35 b) Das Dienstvergehen hatte hinsichtlich der Personalplanung und -führung keine unmittelbar nachteiligen Auswirkungen, die den Soldaten belasten könnten. Nach seiner glaubhaften Einlassung, bestätigt durch die Aussage der in der Berufungshauptverhandlung angehörten Leumundszeugin, Frau Oberfeldapotheker Ku., Disziplinarvorgesetzte des Soldaten von Januar 2007 bis April 2008, blieb dieser bis etwa Mitte Dezember 2007 als Gruppenführer in der Ausbildungskompanie. Die am 1. Oktober 2007 begonnene Grundausbildung der Rekruten war praktisch vor Weihnachten beendet, ohne dass der Soldat als Ausbilder vorzeitig abgelöst wurde. Der Vorfall, der sich in der Kompanie herumsprach, hatte aber beim Sanitätssoldaten K. sogleich zu einer vorübergehenden gesundheitlichen Beeinträchtigung geführt.

36 c) Das Maß der Schuld wird vor allem dadurch bestimmt, dass der Soldat vorsätzlich gehandelt hat. Hinreichende Anhaltspunkte dafür, dass er zur Tatzeit im Sinne des § 21 StGB erheblich vermindert schuldfähig gewesen sein könnte, sind nicht ersichtlich und werden auch nicht geltend gemacht.

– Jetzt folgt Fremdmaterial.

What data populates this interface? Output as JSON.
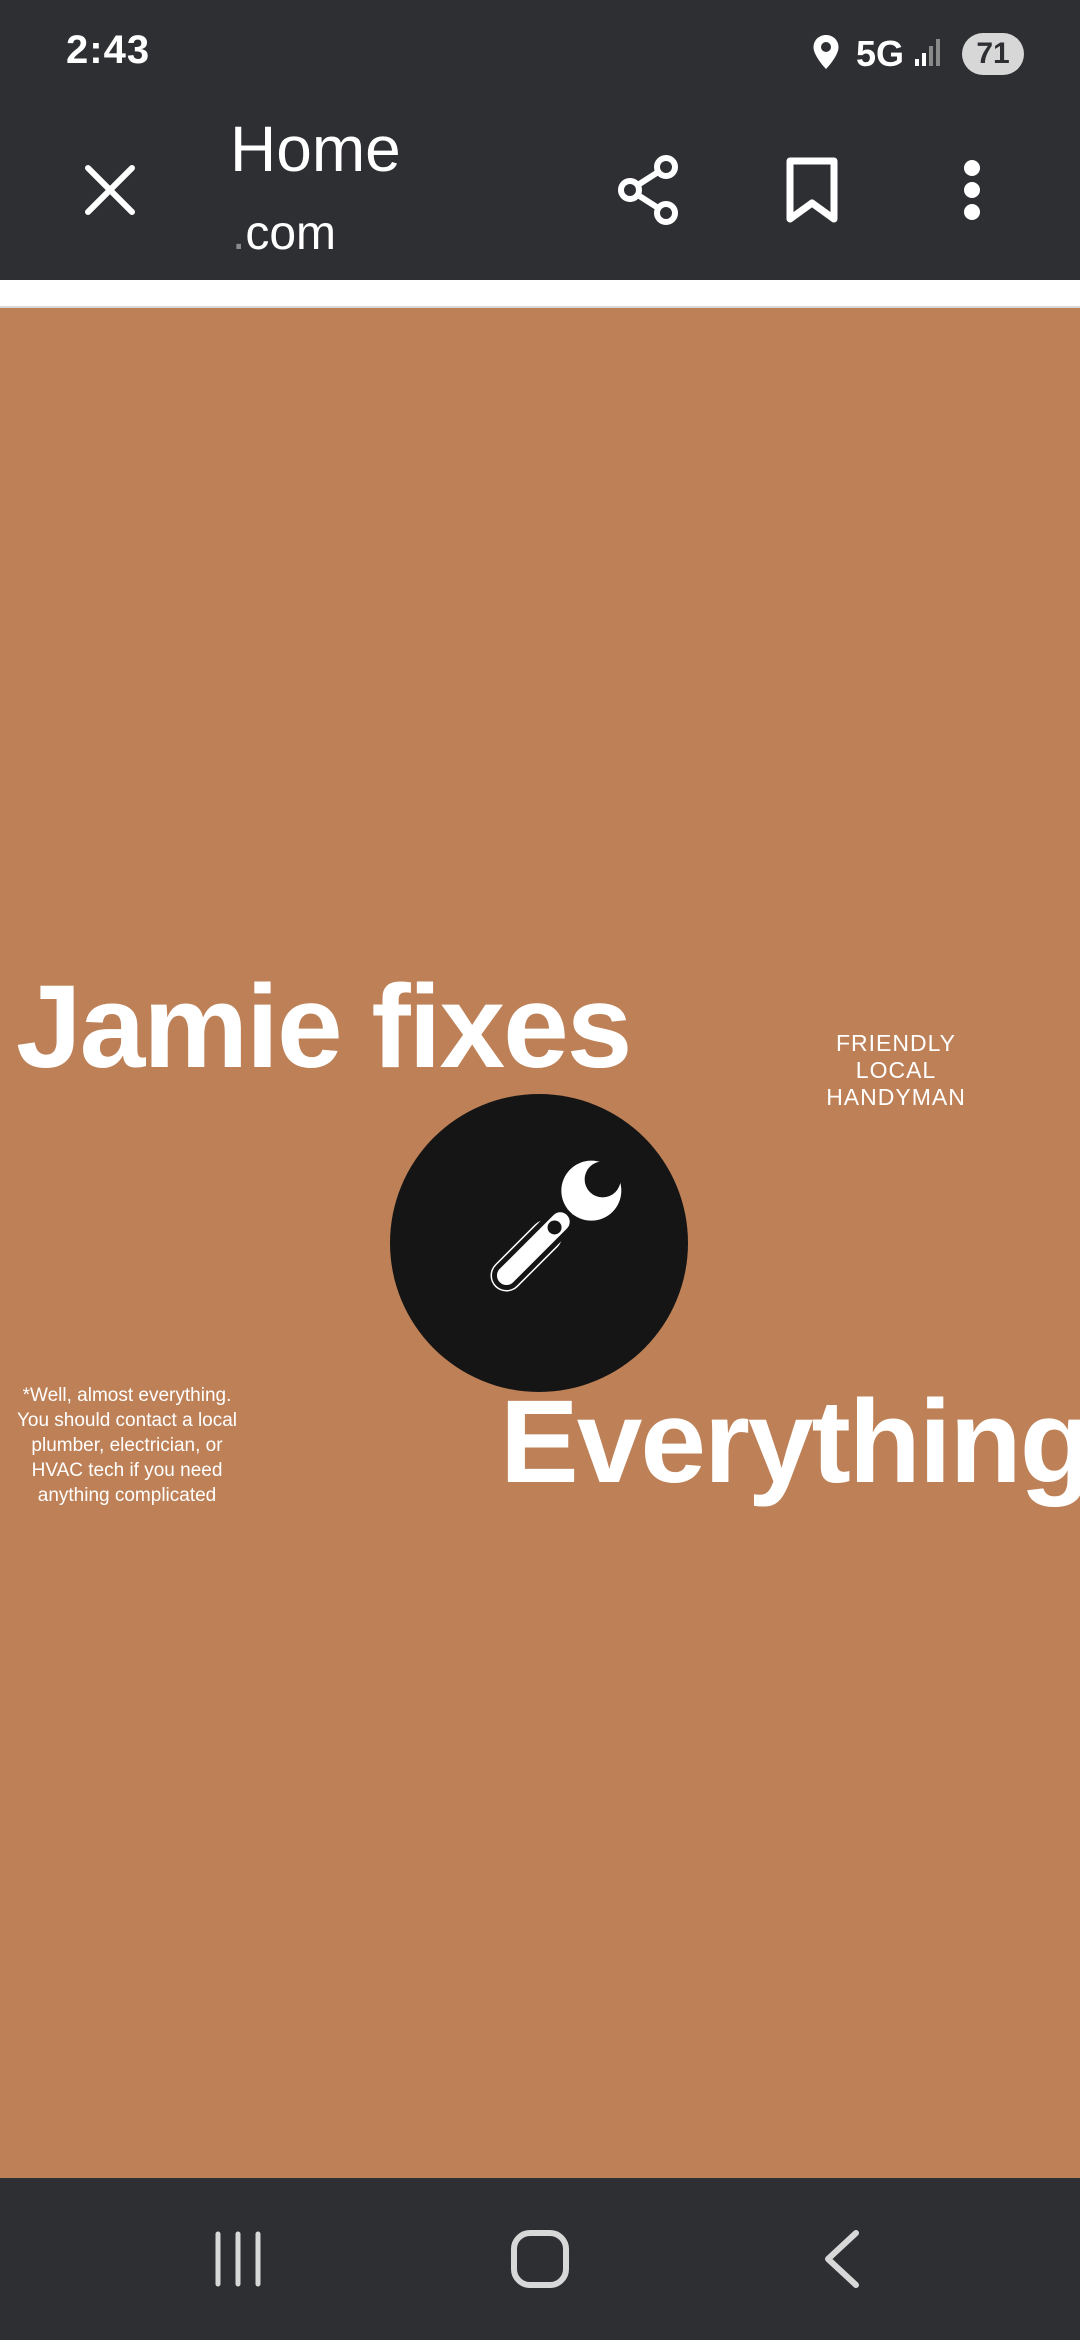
{
  "status_bar": {
    "time": "2:43",
    "network": "5G",
    "battery": "71",
    "icons": [
      "location-icon",
      "signal-icon"
    ]
  },
  "browser": {
    "title": "Home",
    "domain_dot": ".",
    "domain_suffix": "com",
    "icons": [
      "close-icon",
      "share-icon",
      "bookmark-icon",
      "more-vert-icon"
    ]
  },
  "page": {
    "background_color": "#be8057",
    "headline_line1": "Jamie fixes",
    "headline_line2": "Everything*",
    "tagline_line1": "FRIENDLY",
    "tagline_line2": "LOCAL",
    "tagline_line3": "HANDYMAN",
    "footnote": "*Well, almost everything. You should contact a local plumber, electrician, or HVAC tech if you need anything complicated",
    "logo_icon": "tools-icon",
    "logo_color": "#151515"
  },
  "nav_bar": {
    "icons": [
      "recents-icon",
      "home-icon",
      "back-icon"
    ]
  }
}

37 Milderungsgründe in den Umständen der Tat, die die Schuld des Soldaten mindern könnten, sind ebenfalls nicht erkennbar. Sie wären nach der ständigen Rechtsprechung des Senats (vgl. z.B. Urteil vom 23. September 2008 - BVerwG 2 WD 18.07 - m.w.N.) nur dann gegeben, wenn die Situation, in der der Soldat versagt hat, von so außergewöhnlichen Besonderheiten gekennzeichnet war, dass ein an normalen Maßstäben orientiertes Verhalten nicht mehr erwartet und daher auch nicht vorausgesetzt werden konnte. Ausreichende Anhaltspunkte dafür, dass die Voraussetzungen eines solchen Milderungsgrundes zur Tatzeit vorgelegen haben, sind nicht ersichtlich.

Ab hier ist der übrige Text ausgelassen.